I enjoyed this movie a lot, but after reading Jim Thompson’s novel from which it is adapted, I can only say, “Whaa..?“ Well, movies and books, two different mediums, and no reason to expect one to be faithful to a story taken from the other.
Peckinpah’s film from 1972 keeps elements of the story and the characters, but transforms Doc McCoy and his wife Carol into 1960′s anti-heroes. Doc’s borderline psycho nature is subsumed into McQueen’s super-cool persona, and his brutal string of murders, of criminals and innocents alike, are morphed into gutsy bravado and revenge against really bad characters. The movie is a crime-action flick; the book is a descent into hell, not material for a blockbuster.
A common theme in Thompson’s books is male abuse of women. And I mean abuse! Rudy, the psychopath accomplice to Doc, hides out at a veterinarian’s house and forces the doctor to treat his gunshot wound. Noticing the vet’s wife, he instantly, as do all these characters, recognizes a fellow traveller in corruption and degradation. He initiates his sexual affair with her by knocking the wind out of her with a furious kick to the stomach. Strangely, that element of the book is represented only by Doc McCoy viciously slapping his wife in a roadside encounter, although in the book, he never raises a hand against her.

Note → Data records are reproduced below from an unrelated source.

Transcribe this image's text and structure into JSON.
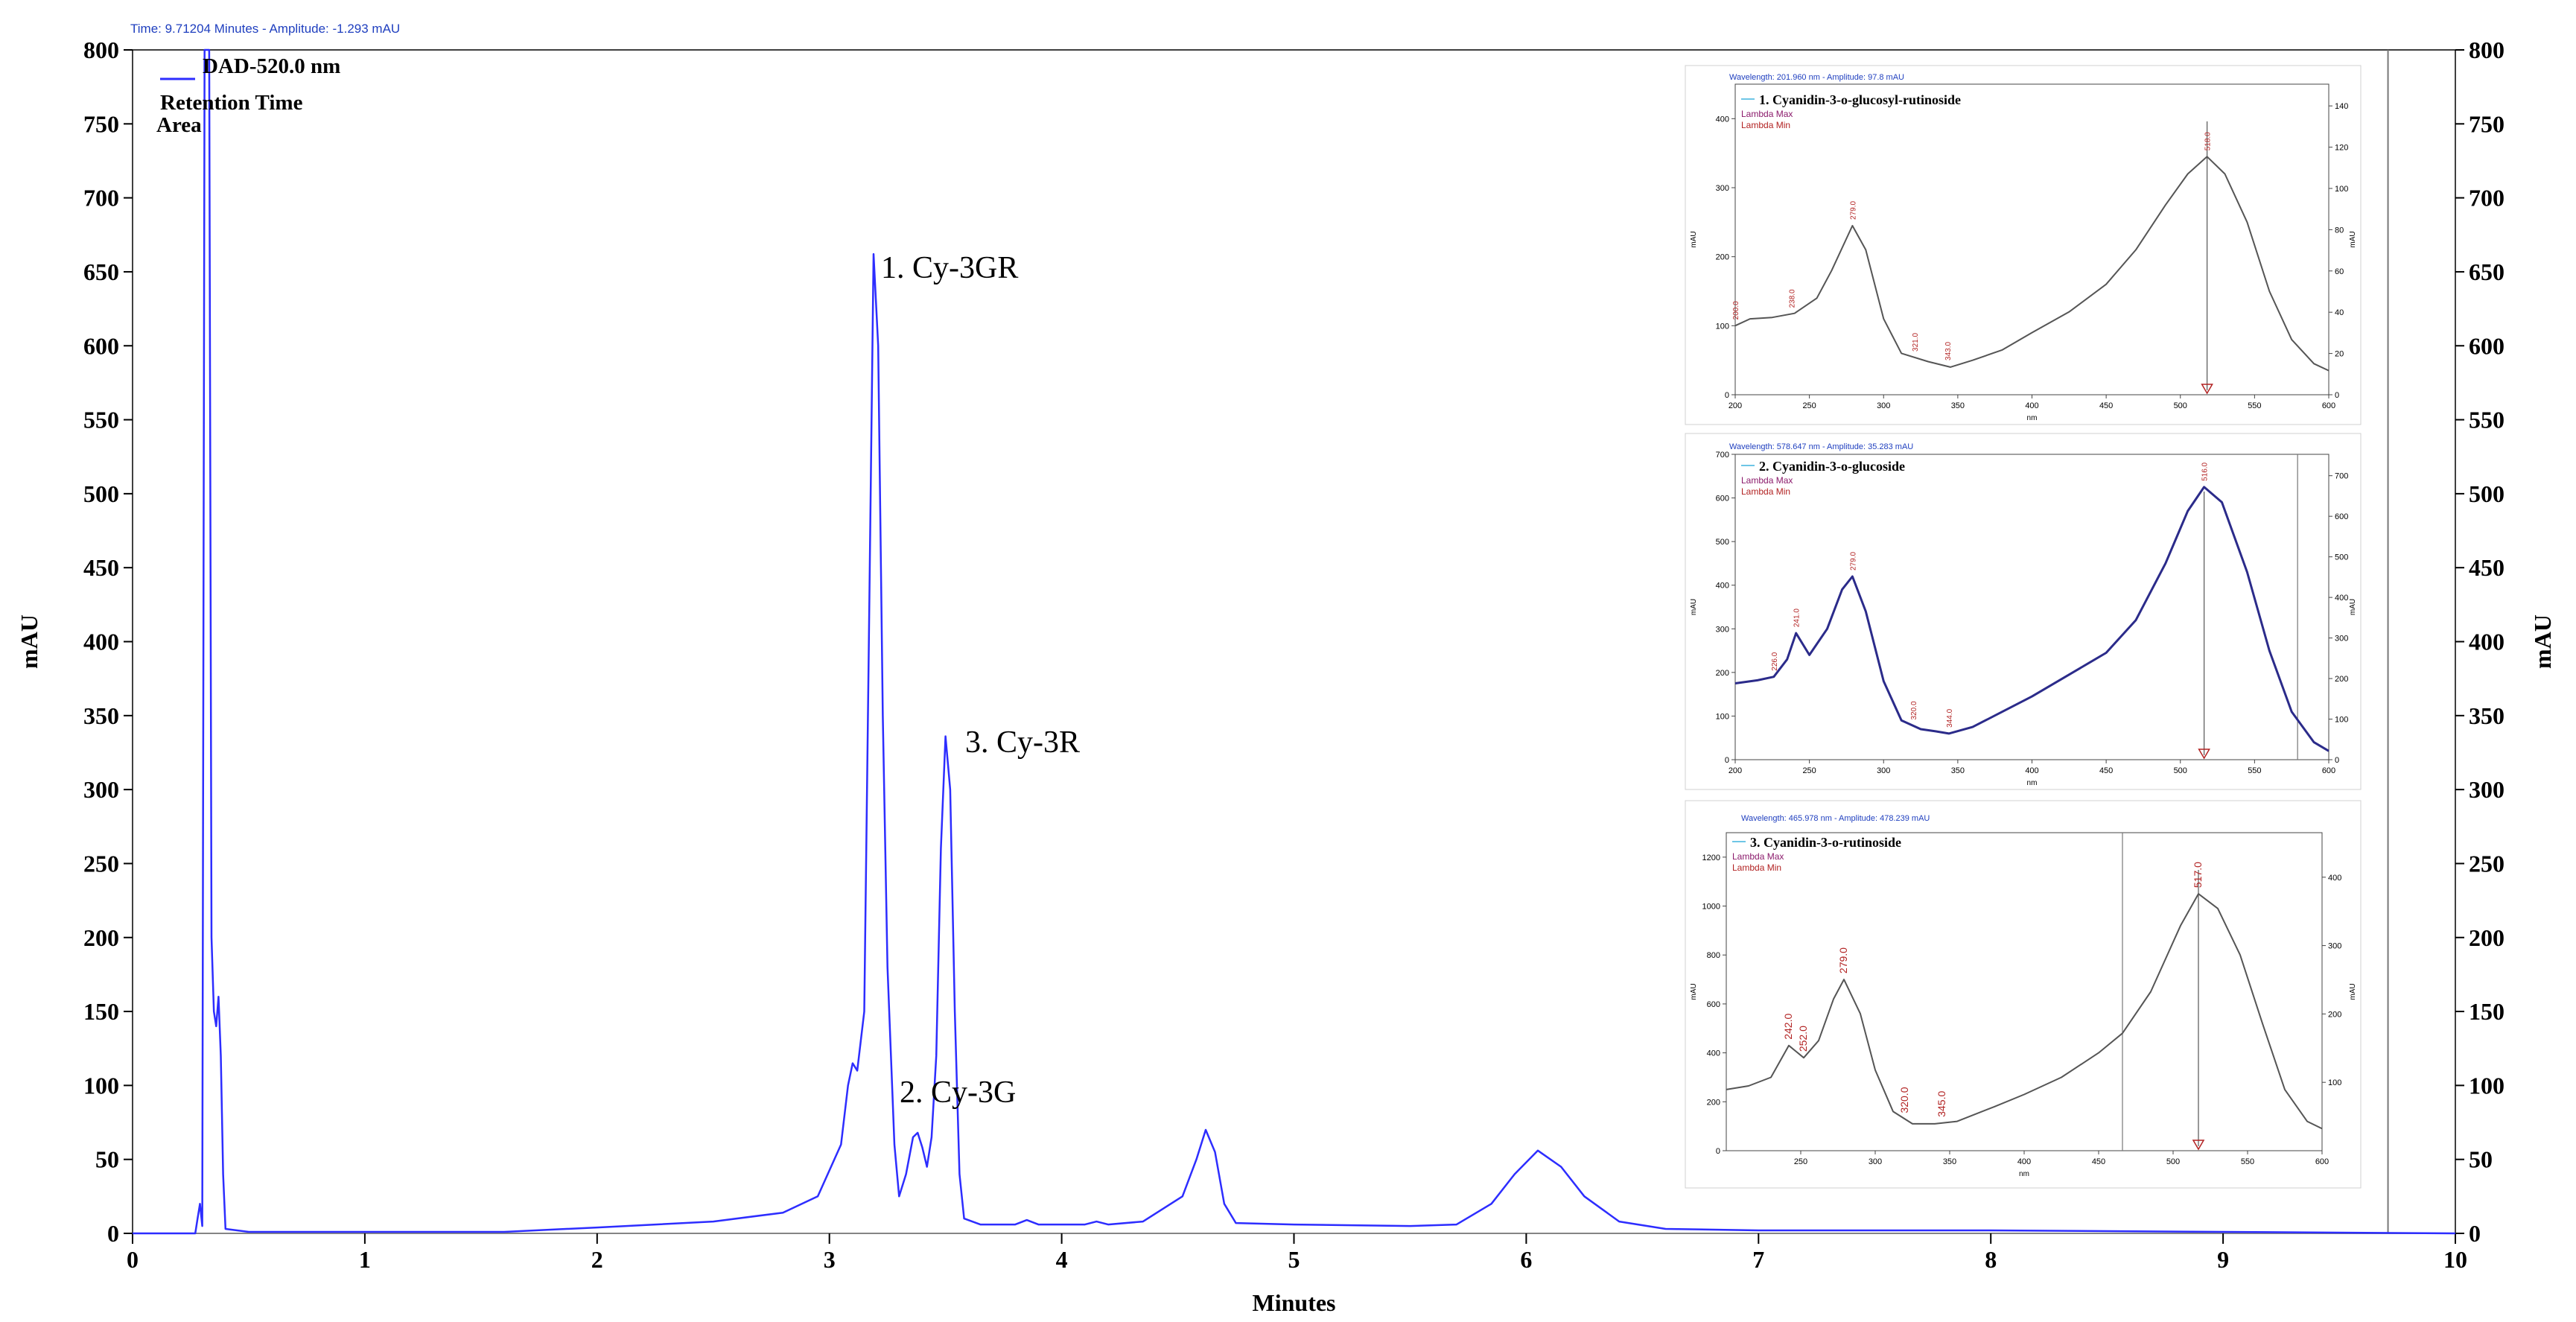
{
  "header": {
    "status": "Time:  9.71204 Minutes - Amplitude:  -1.293 mAU"
  },
  "legend": {
    "series": "DAD-520.0 nm",
    "line1": "Retention Time",
    "line2": "Area"
  },
  "colors": {
    "trace": "#2d2dff",
    "axis": "#000000",
    "inset_trace": "#555555",
    "inset_trace2": "#2b2b8a",
    "lambda": "#b22222",
    "header_text": "#1f3fbf"
  },
  "chart_data": {
    "type": "line",
    "xlabel": "Minutes",
    "ylabel": "mAU",
    "xlim": [
      0,
      10
    ],
    "ylim": [
      0,
      800
    ],
    "x_ticks": [
      "0",
      "1",
      "2",
      "3",
      "4",
      "5",
      "6",
      "7",
      "8",
      "9",
      "10"
    ],
    "y_ticks": [
      "0",
      "50",
      "100",
      "150",
      "200",
      "250",
      "300",
      "350",
      "400",
      "450",
      "500",
      "550",
      "600",
      "650",
      "700",
      "750",
      "800"
    ],
    "cursor_x": 9.71,
    "series": [
      {
        "name": "DAD-520.0 nm",
        "points": [
          [
            0,
            0
          ],
          [
            0.27,
            0
          ],
          [
            0.28,
            10
          ],
          [
            0.29,
            20
          ],
          [
            0.3,
            5
          ],
          [
            0.31,
            800
          ],
          [
            0.33,
            800
          ],
          [
            0.34,
            200
          ],
          [
            0.35,
            150
          ],
          [
            0.36,
            140
          ],
          [
            0.37,
            160
          ],
          [
            0.38,
            120
          ],
          [
            0.39,
            40
          ],
          [
            0.4,
            3
          ],
          [
            0.5,
            1
          ],
          [
            1,
            1
          ],
          [
            1.6,
            1
          ],
          [
            2.0,
            4
          ],
          [
            2.5,
            8
          ],
          [
            2.8,
            14
          ],
          [
            2.95,
            25
          ],
          [
            3.05,
            60
          ],
          [
            3.08,
            100
          ],
          [
            3.1,
            115
          ],
          [
            3.12,
            110
          ],
          [
            3.15,
            150
          ],
          [
            3.17,
            400
          ],
          [
            3.19,
            662
          ],
          [
            3.21,
            600
          ],
          [
            3.23,
            350
          ],
          [
            3.25,
            180
          ],
          [
            3.28,
            60
          ],
          [
            3.3,
            25
          ],
          [
            3.33,
            40
          ],
          [
            3.36,
            65
          ],
          [
            3.38,
            68
          ],
          [
            3.4,
            58
          ],
          [
            3.42,
            45
          ],
          [
            3.44,
            65
          ],
          [
            3.46,
            120
          ],
          [
            3.48,
            260
          ],
          [
            3.5,
            336
          ],
          [
            3.52,
            300
          ],
          [
            3.54,
            150
          ],
          [
            3.56,
            40
          ],
          [
            3.58,
            10
          ],
          [
            3.65,
            6
          ],
          [
            3.8,
            6
          ],
          [
            3.85,
            9
          ],
          [
            3.9,
            6
          ],
          [
            4.1,
            6
          ],
          [
            4.15,
            8
          ],
          [
            4.2,
            6
          ],
          [
            4.35,
            8
          ],
          [
            4.45,
            18
          ],
          [
            4.52,
            25
          ],
          [
            4.58,
            50
          ],
          [
            4.62,
            70
          ],
          [
            4.66,
            55
          ],
          [
            4.7,
            20
          ],
          [
            4.75,
            7
          ],
          [
            5.0,
            6
          ],
          [
            5.5,
            5
          ],
          [
            5.7,
            6
          ],
          [
            5.85,
            20
          ],
          [
            5.95,
            40
          ],
          [
            6.05,
            56
          ],
          [
            6.15,
            45
          ],
          [
            6.25,
            25
          ],
          [
            6.4,
            8
          ],
          [
            6.6,
            3
          ],
          [
            7,
            2
          ],
          [
            8,
            2
          ],
          [
            9,
            1
          ],
          [
            10,
            0
          ]
        ]
      }
    ],
    "annotations": [
      {
        "label": "1. Cy-3GR",
        "x": 3.2,
        "y": 662
      },
      {
        "label": "2. Cy-3G",
        "x": 3.38,
        "y": 70
      },
      {
        "label": "3. Cy-3R",
        "x": 3.5,
        "y": 336
      }
    ],
    "insets": [
      {
        "header": "Wavelength:  201.960 nm - Amplitude:  97.8 mAU",
        "title": "1. Cyanidin-3-o-glucosyl-rutinoside",
        "legend_max": "Lambda Max",
        "legend_min": "Lambda Min",
        "xlabel": "nm",
        "ylabel_left": "mAU",
        "ylabel_right": "mAU",
        "xlim": [
          200,
          600
        ],
        "ylim": [
          0,
          450
        ],
        "x_ticks": [
          "200",
          "250",
          "300",
          "350",
          "400",
          "450",
          "500",
          "550",
          "600"
        ],
        "y_ticks_left": [
          "0",
          "100",
          "200",
          "300",
          "400"
        ],
        "y_ticks_right": [
          "0",
          "20",
          "40",
          "60",
          "80",
          "100",
          "120",
          "140"
        ],
        "cursor_x": 518,
        "peaks": [
          {
            "x": 200.0,
            "label": "200.0"
          },
          {
            "x": 238.0,
            "label": "238.0"
          },
          {
            "x": 279.0,
            "label": "279.0"
          },
          {
            "x": 321.0,
            "label": "321.0"
          },
          {
            "x": 343.0,
            "label": "343.0"
          },
          {
            "x": 518.0,
            "label": "518.0"
          }
        ],
        "points": [
          [
            200,
            100
          ],
          [
            210,
            110
          ],
          [
            225,
            112
          ],
          [
            240,
            118
          ],
          [
            255,
            140
          ],
          [
            265,
            180
          ],
          [
            279,
            245
          ],
          [
            288,
            210
          ],
          [
            300,
            110
          ],
          [
            312,
            60
          ],
          [
            330,
            48
          ],
          [
            345,
            40
          ],
          [
            360,
            50
          ],
          [
            380,
            65
          ],
          [
            400,
            90
          ],
          [
            425,
            120
          ],
          [
            450,
            160
          ],
          [
            470,
            210
          ],
          [
            490,
            275
          ],
          [
            505,
            320
          ],
          [
            518,
            345
          ],
          [
            530,
            320
          ],
          [
            545,
            250
          ],
          [
            560,
            150
          ],
          [
            575,
            80
          ],
          [
            590,
            45
          ],
          [
            600,
            35
          ]
        ]
      },
      {
        "header": "Wavelength:  578.647 nm - Amplitude:  35.283 mAU",
        "title": "2. Cyanidin-3-o-glucoside",
        "legend_max": "Lambda Max",
        "legend_min": "Lambda Min",
        "xlabel": "nm",
        "ylabel_left": "mAU",
        "ylabel_right": "mAU",
        "xlim": [
          200,
          600
        ],
        "ylim": [
          0,
          700
        ],
        "x_ticks": [
          "200",
          "250",
          "300",
          "350",
          "400",
          "450",
          "500",
          "550",
          "600"
        ],
        "y_ticks_left": [
          "0",
          "100",
          "200",
          "300",
          "400",
          "500",
          "600",
          "700"
        ],
        "y_ticks_right": [
          "0",
          "100",
          "200",
          "300",
          "400",
          "500",
          "600",
          "700"
        ],
        "cursor_x": 516,
        "cursor2_x": 579,
        "peaks": [
          {
            "x": 226.0,
            "label": "226.0"
          },
          {
            "x": 241.0,
            "label": "241.0"
          },
          {
            "x": 279.0,
            "label": "279.0"
          },
          {
            "x": 320.0,
            "label": "320.0"
          },
          {
            "x": 344.0,
            "label": "344.0"
          },
          {
            "x": 516.0,
            "label": "516.0"
          }
        ],
        "points": [
          [
            200,
            175
          ],
          [
            215,
            182
          ],
          [
            226,
            190
          ],
          [
            235,
            230
          ],
          [
            241,
            290
          ],
          [
            250,
            240
          ],
          [
            262,
            300
          ],
          [
            272,
            390
          ],
          [
            279,
            420
          ],
          [
            288,
            340
          ],
          [
            300,
            180
          ],
          [
            312,
            90
          ],
          [
            325,
            70
          ],
          [
            335,
            65
          ],
          [
            344,
            60
          ],
          [
            360,
            75
          ],
          [
            380,
            110
          ],
          [
            400,
            145
          ],
          [
            425,
            195
          ],
          [
            450,
            245
          ],
          [
            470,
            320
          ],
          [
            490,
            450
          ],
          [
            505,
            570
          ],
          [
            516,
            625
          ],
          [
            528,
            590
          ],
          [
            545,
            430
          ],
          [
            560,
            250
          ],
          [
            575,
            110
          ],
          [
            590,
            40
          ],
          [
            600,
            20
          ]
        ]
      },
      {
        "header": "Wavelength:  465.978 nm - Amplitude:  478.239 mAU",
        "title": "3. Cyanidin-3-o-rutinoside",
        "legend_max": "Lambda Max",
        "legend_min": "Lambda Min",
        "xlabel": "nm",
        "ylabel_left": "mAU",
        "ylabel_right": "mAU",
        "xlim": [
          200,
          600
        ],
        "ylim": [
          0,
          1300
        ],
        "x_ticks": [
          "250",
          "300",
          "350",
          "400",
          "450",
          "500",
          "550",
          "600"
        ],
        "y_ticks_left": [
          "0",
          "200",
          "400",
          "600",
          "800",
          "1000",
          "1200"
        ],
        "y_ticks_right": [
          "100",
          "200",
          "300",
          "400"
        ],
        "cursor_x": 517,
        "cursor2_x": 466,
        "peaks": [
          {
            "x": 242.0,
            "label": "242.0"
          },
          {
            "x": 252.0,
            "label": "252.0"
          },
          {
            "x": 279.0,
            "label": "279.0"
          },
          {
            "x": 320.0,
            "label": "320.0"
          },
          {
            "x": 345.0,
            "label": "345.0"
          },
          {
            "x": 517.0,
            "label": "517.0"
          }
        ],
        "points": [
          [
            200,
            250
          ],
          [
            215,
            265
          ],
          [
            230,
            300
          ],
          [
            242,
            430
          ],
          [
            252,
            380
          ],
          [
            262,
            450
          ],
          [
            272,
            620
          ],
          [
            279,
            700
          ],
          [
            290,
            560
          ],
          [
            300,
            330
          ],
          [
            312,
            160
          ],
          [
            325,
            110
          ],
          [
            340,
            110
          ],
          [
            355,
            120
          ],
          [
            380,
            180
          ],
          [
            400,
            230
          ],
          [
            425,
            300
          ],
          [
            450,
            400
          ],
          [
            466,
            480
          ],
          [
            485,
            650
          ],
          [
            505,
            920
          ],
          [
            517,
            1050
          ],
          [
            530,
            990
          ],
          [
            545,
            800
          ],
          [
            560,
            520
          ],
          [
            575,
            250
          ],
          [
            590,
            120
          ],
          [
            600,
            90
          ]
        ]
      }
    ]
  }
}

Unlike the happy ending of the film, in which the loving couple get away with the money to Mexico after eluding the police with clever ruses, including a brief, compacted stay in a garbage truck, the book simply dives further and further down. First, with a two-day claustrophobic stint of hiding in a partially submerged cave, then a few days inside a massive pile of steaming farm manure, and finally a dreamlike finale in hell itself.
Thompson doesn’t write ‘crime’ or ‘suspense’ novels. He is a philosopher-poet of social and mental hell. He’s also a great writer. As Carol and Doc speed away at night, he tell us:
Silence closed over the car again. They raced through the headlight-tunneled night, and the black walls snapped shut behind them. Time and space were the immediate moment. Behind and beyond it there was only darkness.